Outlook on monetary policy

The Governor in his policy address drew a parallel between monetary policy normalization with that of a yet to be anchored boat. He said that "as we are approaching the shore, when the shore is so close, we don't want to rock the boat, because we realise there is a life, there is a journey beyond the shore." This reiterates RBI’s approach of ‘gradualism’ i.e., sans any surprises towards policy normalisation.

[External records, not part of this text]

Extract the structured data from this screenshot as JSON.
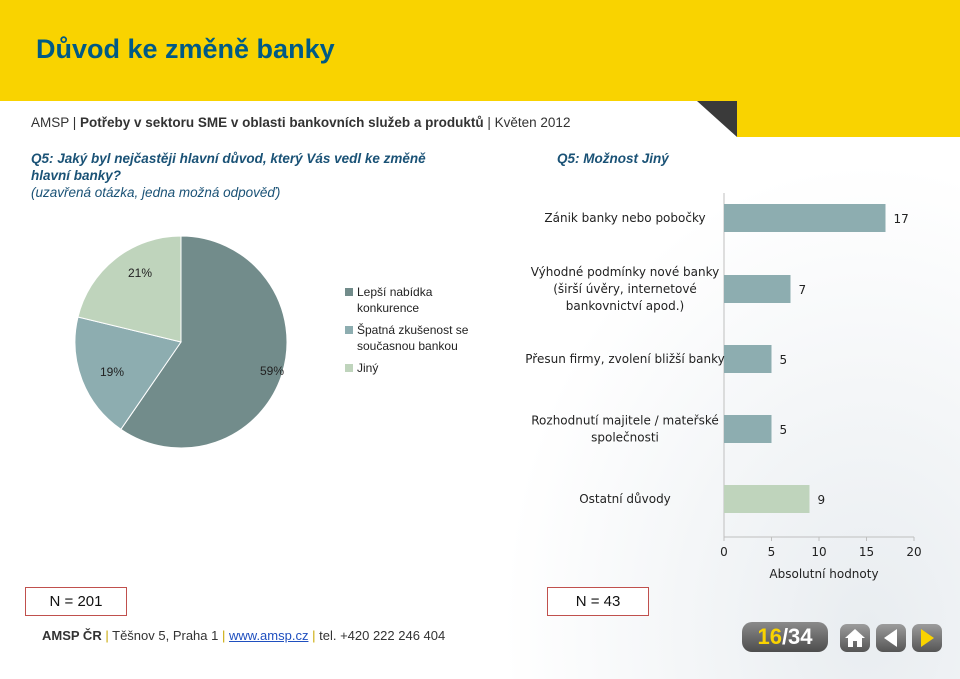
{
  "page": {
    "title": "Důvod ke změně banky",
    "subtitle_prefix": "AMSP | ",
    "subtitle_bold": "Potřeby v sektoru SME v oblasti bankovních služeb a produktů",
    "subtitle_suffix": " | Květen 2012",
    "question_left": "Q5: Jaký byl nejčastěji hlavní důvod, který Vás vedl ke změně hlavní banky?",
    "question_left_note": "(uzavřená otázka, jedna možná odpověď)",
    "question_right": "Q5: Možnost Jiný",
    "n_left": "N = 201",
    "n_right": "N = 43",
    "footer": {
      "brand": "AMSP ČR",
      "sep": "|",
      "address": "Těšnov 5, Praha 1",
      "web": "www.amsp.cz",
      "phone": "tel. +420 222 246 404"
    },
    "page_number_current": "16",
    "page_number_total": "/34"
  },
  "colors": {
    "header": "#f9d300",
    "title": "#005a85",
    "pie": [
      "#728c8b",
      "#8dadb0",
      "#bfd4bc"
    ],
    "bars": [
      "#8dadb0",
      "#8dadb0",
      "#8dadb0",
      "#8dadb0",
      "#bfd4bc"
    ]
  },
  "icons": [
    "home-icon",
    "back-arrow-icon",
    "forward-arrow-icon"
  ],
  "chart_data": [
    {
      "type": "pie",
      "categories": [
        "Lepší nabídka konkurence",
        "Špatná zkušenost se současnou bankou",
        "Jiný"
      ],
      "values": [
        59,
        19,
        21
      ],
      "labels": [
        "59%",
        "19%",
        "21%"
      ],
      "legend_position": "right"
    },
    {
      "type": "bar",
      "orientation": "horizontal",
      "categories": [
        "Zánik banky nebo pobočky",
        "Výhodné podmínky nové banky (širší úvěry, internetové bankovnictví apod.)",
        "Přesun firmy, zvolení bližší banky",
        "Rozhodnutí majitele / mateřské společnosti",
        "Ostatní důvody"
      ],
      "values": [
        17,
        7,
        5,
        5,
        9
      ],
      "xlabel": "Absolutní hodnoty",
      "xlim": [
        0,
        20
      ],
      "xticks": [
        "0",
        "5",
        "10",
        "15",
        "20"
      ],
      "grid": false
    }
  ]
}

In terms of outcome of the announced policy measures, the intended calibration of liquidity (viz. discontinuation of GSAP and higher VRRRs) is likely to adjust short term money market rates gradually upwards in the policy rate corridor. We believe this is a precursor to interest rate normalization. While we stick to our assumption of normalization of the LAF corridor width via hike in reverse repo rate in Dec-21, the likelihood of its postponement onto next quarter is on the rise given RBI’s more gradual approach towards policy normalization. In terms of the timing, this is likely to happen only after US Federal Reserve’s implementation of taper plans from Nov-21.

From G-sec perspective, we continue to expect some hardening in the 10Y g-sec yield towards 6.50% by Mar-22. Having said so, the yield curve is likely to flatten as shorter end of the curve will probably see greater upward adjustment with normalization of monetary policy. The upside in the 10-year yield may however be capped from the possibility of India’s inclusion in the global bond indices in CY22 and the recent change in sovereign rating outlook by Moody’s from ‘negative’ to ‘stable’. We believe the presentation of FY23 Union Budget in Feb-22 would throw some light on this matter.